Kendati demikian, Umar menyadari pengertian piil pasenggiri tersebut terjadi banyak pembiasan dalam kehidupan sehari-hari sekarang ini. Ada di antara saudaranya menapsirkan piil pasenggiri tersebut sebatas gengsi atau ego suku bahkan sampai kepada gejala superioritas pribadi atau kelompok. Hal tersebut kemungkinan karena terjadi pembiasan terhadap keutuhan dari unsur nilai dasar yang mencakup piil pasenggiri itu sendiri seperti, juluk adek atau gelar adat, nemui nyimah atau kerukunan dan silaturahmi, nengah nyapur atau suka bersahabat dan membaur, dan sakai-sambayan atau tolong menolong dan bergotong royong.
“Banyak nilai yang sudah bergeser,” ujar Karjo, teman kerja Umar di bagan.
“Betul, Jo. Sekarang ini soal piil pasenggiri saja jadi perdebatan. Ironisnya yang berdebat justeru tokoh-tokoh cendekia Lampung sendiri.”
“Mungkin akibat perkembangan jaman, Mar. Orang-orang merasa lebih pintar dari dirinya sendiri.”

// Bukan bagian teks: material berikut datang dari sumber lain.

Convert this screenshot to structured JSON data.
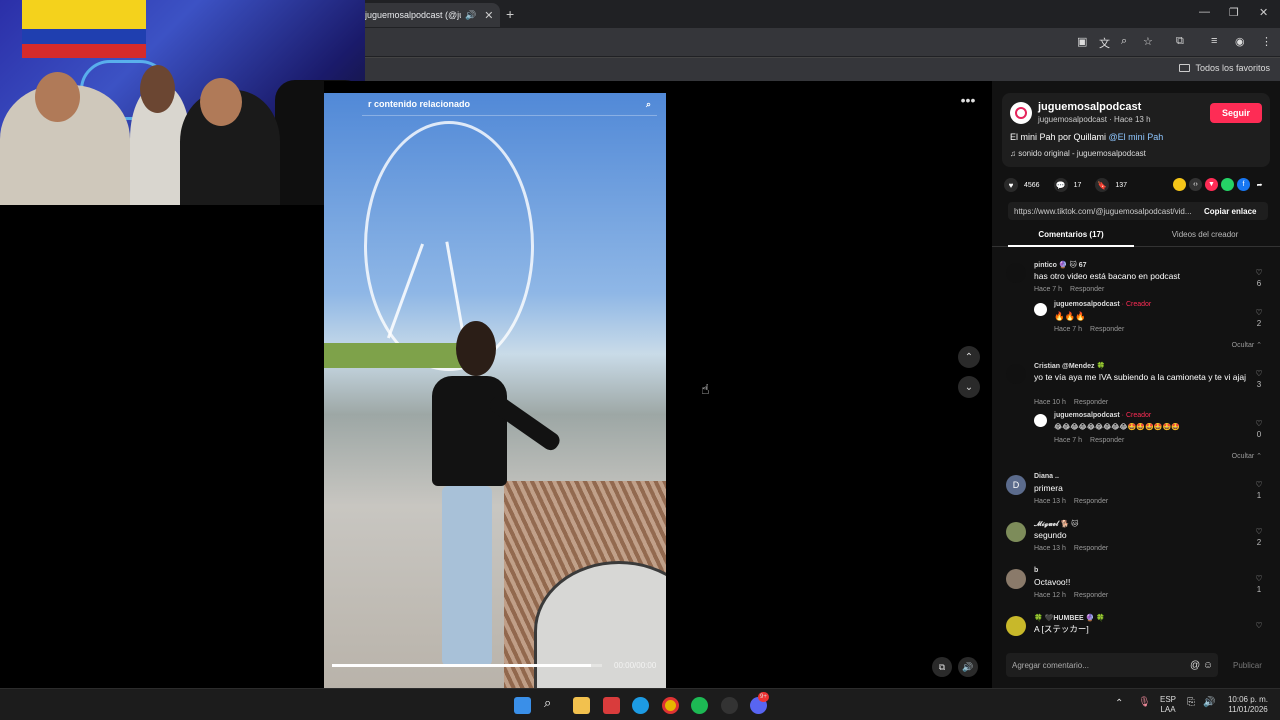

“Semakin banyak orang cerdas berkumpul, harusnya semakin gampang menyelesaikan persoalan. Kondisi sama juga terjadi di beberapa daerah di pusat atau pun di daerah tak terselesaikan,”
“Bisa jadi, Mar. Tapi tata nilai atau adat istiadat leluhur dari suku mana pun sebetulnya tak kenal lekang oleh jaman. Karena ada nilai positif yang bisa jadi pedoman hidup kita bermasyarakat.”
“Sebetulnya setiap suku memiliki piil pasenggiri itu. Masyarakat Jawa pun punya tata nilai yang dijadikan penuntun hidup mereka sehari-hari.”
“Mungkin membias karena kita tidak mampu menyaring masuknya budaya dari barat sana, Jo.”
Karjo sebagai pendatang dari Wonosobo, Jawa Tengah itu, hanya tersenyum setuju dengan ucapan Umar. Namun yang disadarinya, di keluarganya sendiri meski pun isterinya berasal dari daerah yang sama, namun karakter khas Jawanya pun nyaris hilang karena sejak kecil sudah bergaul dengan orang dari berbagai suku di Lampung. Masa banding di Lampung semua suku di Indonesia.